Наверху, держа бокал в руке, я сообщаю ему все необходимое, чтобы он мог накропать свою фирменную статью. Он стенографирует мой рассказ.
– И напоследок еще один вопрос,– говорит он, еще больше усугубляя опасный наклон своей шляпы, привинченной у него на макушке.– Вы здесь по делу или в отпуске?
– В отпуске, навестить родных и т. п. Не по делу.
– А! Вот как! А как же тогда ваша пушка?
– По забывчивости. Она всегда со мной, и я настолько к этому привык, что, бывает, купаюсь вместе с ней.
– Ну, значит, так и напишем: в отпуске.
– Так и пишите.
Он смотрит на меня с улыбкой.
– А что это у вас там в области носа, промеж глаз? Как будто удар… солнечный удар.
– Солнечный удар и есть. Видите ли, мы, парижане… я хоть и родился здесь, но я все-таки парижанин… Так вот, у нас, парижан, чрезвычайно чувствительная кожа.
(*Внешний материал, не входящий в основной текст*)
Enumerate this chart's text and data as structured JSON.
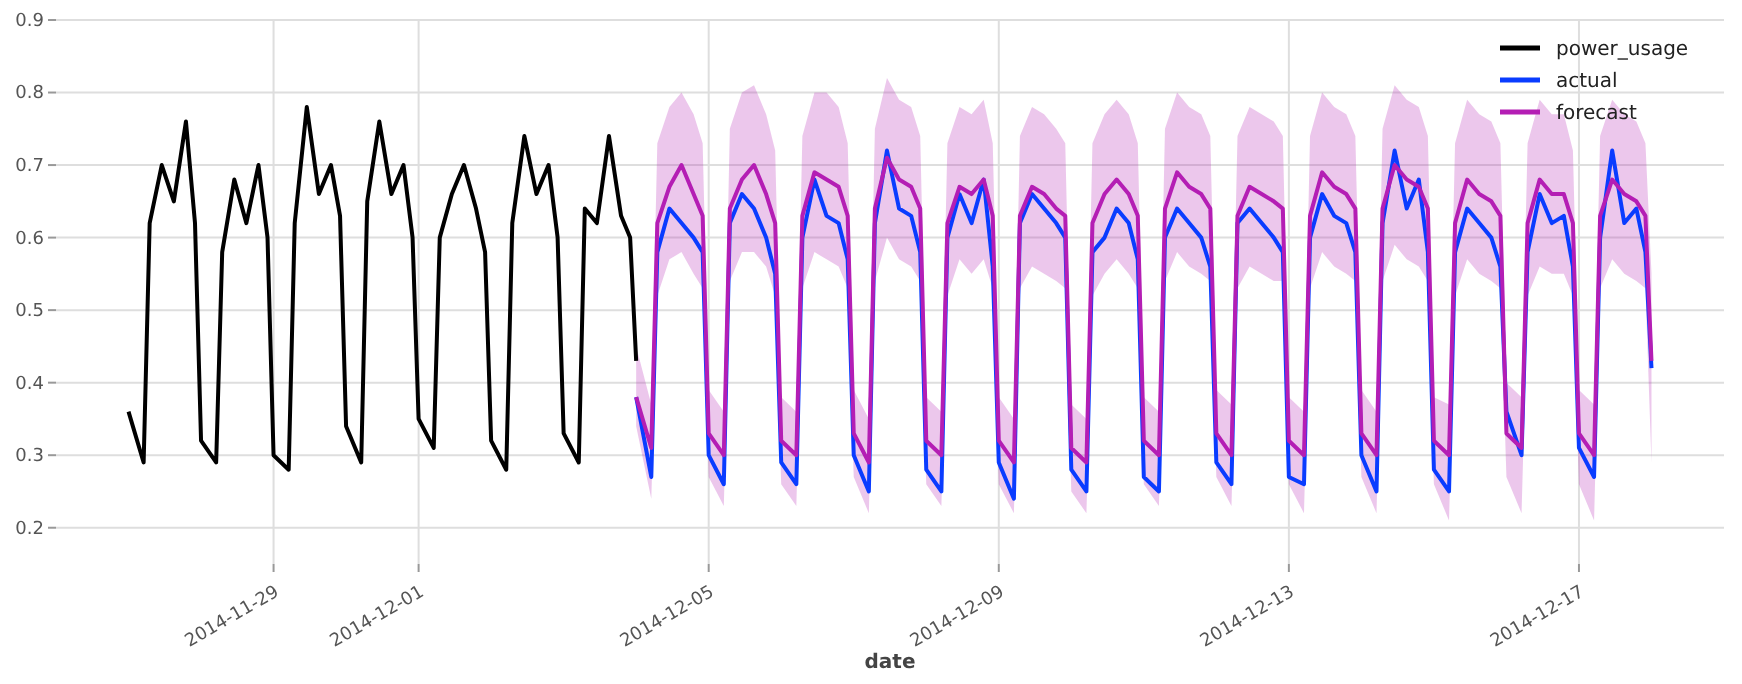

– Конечно, конечно. Значит, пишем: в отпуске.
– Вот-вот. В отпуске. Я забыл вам это сказать.
– Что именно?
– Что я в отпуске. Вы не забудете?
– Я это запишу. Вы позволите вас сфотографировать? Это, конечно, не бог весть как, но освежит статейку.
Он делает снимок со вспышкой.
– Ну что ж, благодарю вас,– говорит он наконец.– Я побегу в свою газетенку отредактировать все это. Материал выйдет завтра утром. Может быть, еще увидимся?
– И не позднее, чем сегодня вечером, если вы свободны и не имеете ничего против моего общества. Мне нравится ваша физиономия, Дельма. Хоть я и родился здесь, верно, но это было так давно, что я себя чувствую как посторонний. Здесь как будто теперь есть ночные кабачки? Вы не могли бы заглянуть со мной в один-другой?
– О! Да это же… замечательно, просто замечательно! Я… я польщен… Я свободен в десять часов. Идет?
– Идет. Заезжайте за мной, я буду на террасе кафе «Риш». Я в отпуске. Этим надо воспользоваться.
– Конечно,– соглашается он, прощаясь.
Он хоть и под мухой, но соображает неплохо. Завтра я ознакомлюсь с его прозой и станет ясно, могу ли я в случае необходимости ему довериться.
Глава IV
Двойная жизнь Аньес
Могу. В статейке, которую он написал, нет никаких подвохов и никаких коварных намеков, ничто в ней не дает оснований хоть на минуту заподозрить, что автор имеет свое особое мнение по поводу отпуска Нестора Бюрма, «нашего замечательного соотечественника, известного детектива» и далее в том же духе. Он отнюдь не дурак, этот Дельма. Кстати, я имел возможность убедиться в этом сегодня ночью, во время нашей скромной великокняжеской прогулки. Он не выставлял меня как ярмарочное диво. Все это заслуживает вознаграждения. Я набираю коммутатор «Литтораль» и прошу соединить меня с номером, который мне на всякий случай оставил молодой журналист.